Pour l’heure, le roi Abdallah a donné provisoirement l’autorité "d’administrer les affaires de la nation" au prince héritier Sultan ben Abdel Aziz, son demi-frère et successeur au trône. Or celui-ci, âgé de 85 ans, est lui aussi malade. Parallèlement, le roi Abdallah envisagerait de marier un de ses fils avec une fille de son demi-frère afin de conclure une alliance de sang.

Alors instabilité en vue ou transition en douceur ? Jusqu’à présent, le relai s’est presque toujours passé dans le calme. L’Arabie Saoudite a rarement connu l’instabilité lors des successions royales.

Un casse-tête successoral

Les membres de la famille royale d’Arabie saoudite et ses affiliés constituent une oligarchie opaque comptant 20.000 personnes contrôlant 25 millions de sujets.
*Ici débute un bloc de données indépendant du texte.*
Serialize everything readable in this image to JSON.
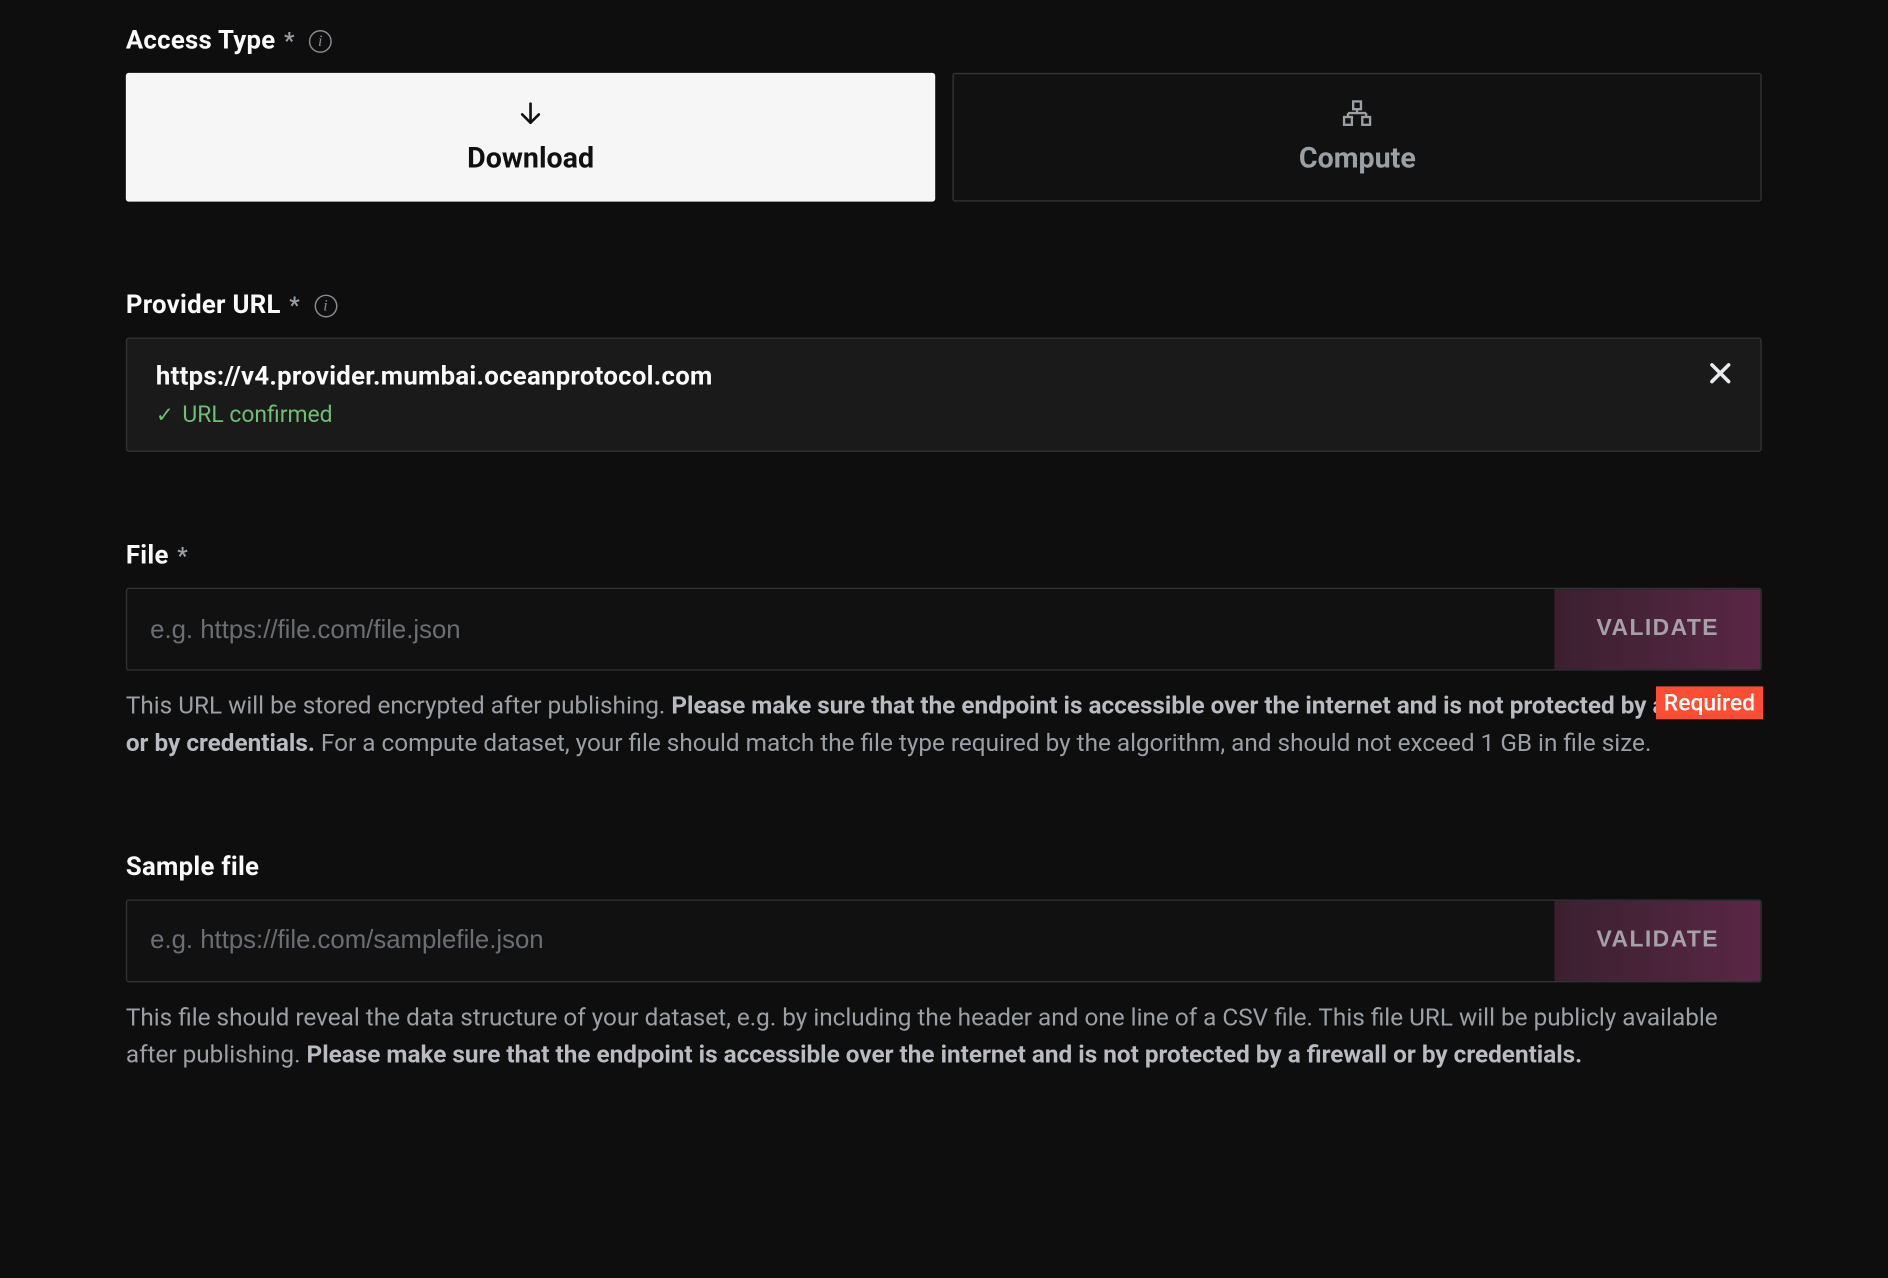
{
  "access_type": {
    "label": "Access Type",
    "download_label": "Download",
    "compute_label": "Compute"
  },
  "provider": {
    "label": "Provider URL",
    "url": "https://v4.provider.mumbai.oceanprotocol.com",
    "confirmed_text": "URL confirmed"
  },
  "file": {
    "label": "File",
    "placeholder": "e.g. https://file.com/file.json",
    "validate_label": "VALIDATE",
    "required_badge": "Required",
    "help_pre": "This URL will be stored encrypted after publishing. ",
    "help_bold": "Please make sure that the endpoint is accessible over the internet and is not protected by a firewall or by credentials.",
    "help_post": " For a compute dataset, your file should match the file type required by the algorithm, and should not exceed 1 GB in file size."
  },
  "sample": {
    "label": "Sample file",
    "placeholder": "e.g. https://file.com/samplefile.json",
    "validate_label": "VALIDATE",
    "help_pre": "This file should reveal the data structure of your dataset, e.g. by including the header and one line of a CSV file. This file URL will be publicly available after publishing. ",
    "help_bold": "Please make sure that the endpoint is accessible over the internet and is not protected by a firewall or by credentials."
  }
}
Parmi les potentiels successeurs figurent 4 prétendants principaux : le prince Mitab (un des fils du roi) qui dirige la garde nationale, le prince Khaled Ben Sultan (fils de l’actuel prince héritier) qui gère le contrôle des frontières et le nucléaire, enfin le prince Salman, gouverneur de Riyad. Mais le plus probable d’entre eux reste le prince Mohamed Ben Nayef, 77 ans, numéro trois du royaume (fils du prince Nayef, ministre de l’Intérieur et deuxième vice-premier ministre) qui a porté plusieurs coups durs à Al Qaeda dans le pays. Cependant, celui-ci est considéré comme encore plus conservateur que ses frères et connu pour son opposition aux timides réformes voulues par le roi Abdallah, notamment dans le domaine social et éducatif, suite aux attentats du 11 septembre.

Le danger de l’Iran

Depuis 2001, sous la pression des États-Unis, le roi Abdallah, nationaliste et conservateur, a opéré un retournement idéologique anti-intégriste certain, quoiqu’insuffisant, après avoir été le principal soutien de l’intégrisme dans le monde. La guerre contre l’Irak, en 2003, à laquelle il a passivement contribué, a fragilisé son pouvoir dans la mesure où elle y a favorisé la mainmise de l’Iran. En effet, le nouvel ennemi du Royaume wahhabite n’est plus tant Israël que la République Islamique, considérée comme le nouveau Satan à abattre. La détermination de Ryad à contenir Téhéran l’a donc contrainte à se doter d’une posture défensive d’intimidation, autrement dit à se renforcer face à l’Iran, bientôt puissance nucléaire, et non face à Israël. D’ailleurs, le plus gros contrat d’armement de l’Histoire conclu entre les Etats Unis et le pays de l’or noir pour un montant de 90 milliards de dollars, vise à «renforcer les capacités combatives du Royaume face à l’Iran» sans faire peser de risques sur l’Etat hébreu. C’est pourquoi aujourd’hui, l’enjeu de la succession saoudienne est d’une importance stratégique sur l’échiquier moyen-oriental car le pays y joue un rôle de premier plan dans la politique américaine régionale.

Les problèmes structurels

L’Arabie saoudite doit affronter les menaces d’un régime qui ne parvient ni à se réformer sérieusement, ni à entrer dans la socio-économie du 21e siècle. Les dangers sont imminents. Premièrement, le binôme sur lequel s’est constitué le Royaume (pétrole et wahhabisme) semble devoir se reconfigurer. Si l’Islam est assuré de pérennité, la guerre entre shiites et sunnites continue de faire rage. Quant au pétrole, son prochain tarissement ou dépérissement du fait des énergies de substitution, fragilise l’économie déficiente de l’Arabie basée sur une monoculture pétrolière à 91%.

Deuxièmement, le fossé générationnel se creuse de plus en plus entre l’équipe dirigeante comprenant un nombre important d’octogénaires et les 75% de la population âgée de moins de 25 ans.

Troisièmement, selon certains observateurs, un phénomène de morcellement national se serait installé dans le royaume wahhabite depuis le milieu des années 1990. Les tensions dues à la succession saoudienne pourraient accentuer les divisions au sein du pays et déboucher sur des fiefs autonomes répartis entre les différents princes de la famille royale, chacun cherchant à garder sa position et à y installer son propre héritier. Ce risque conduirait à terme à une fédération d’émirats. Le pouvoir fédéral unitaire ne serait alors que symbolique mais dépourvu de pouvoir exécutif. Cela poserait la question des ressources de l’Etat central disputées par chacun de ces émirats.

Pour l’heure, l’Arabie Saoudite reste un des régimes les plus rigides au monde, basé sur la discrimination à l’égard des femmes, des minorités ethniques et religieuses, le bafouage des droits de l’homme et l’absence totale de démocratie. Ainsi, la dynastie wahhabite risque de dépérir, à moins d’une remise en question de sa conception monolithique de l’Islam, de sa vision autoritaire de l’Etat et de ses rapports avec le reste du monde arabe.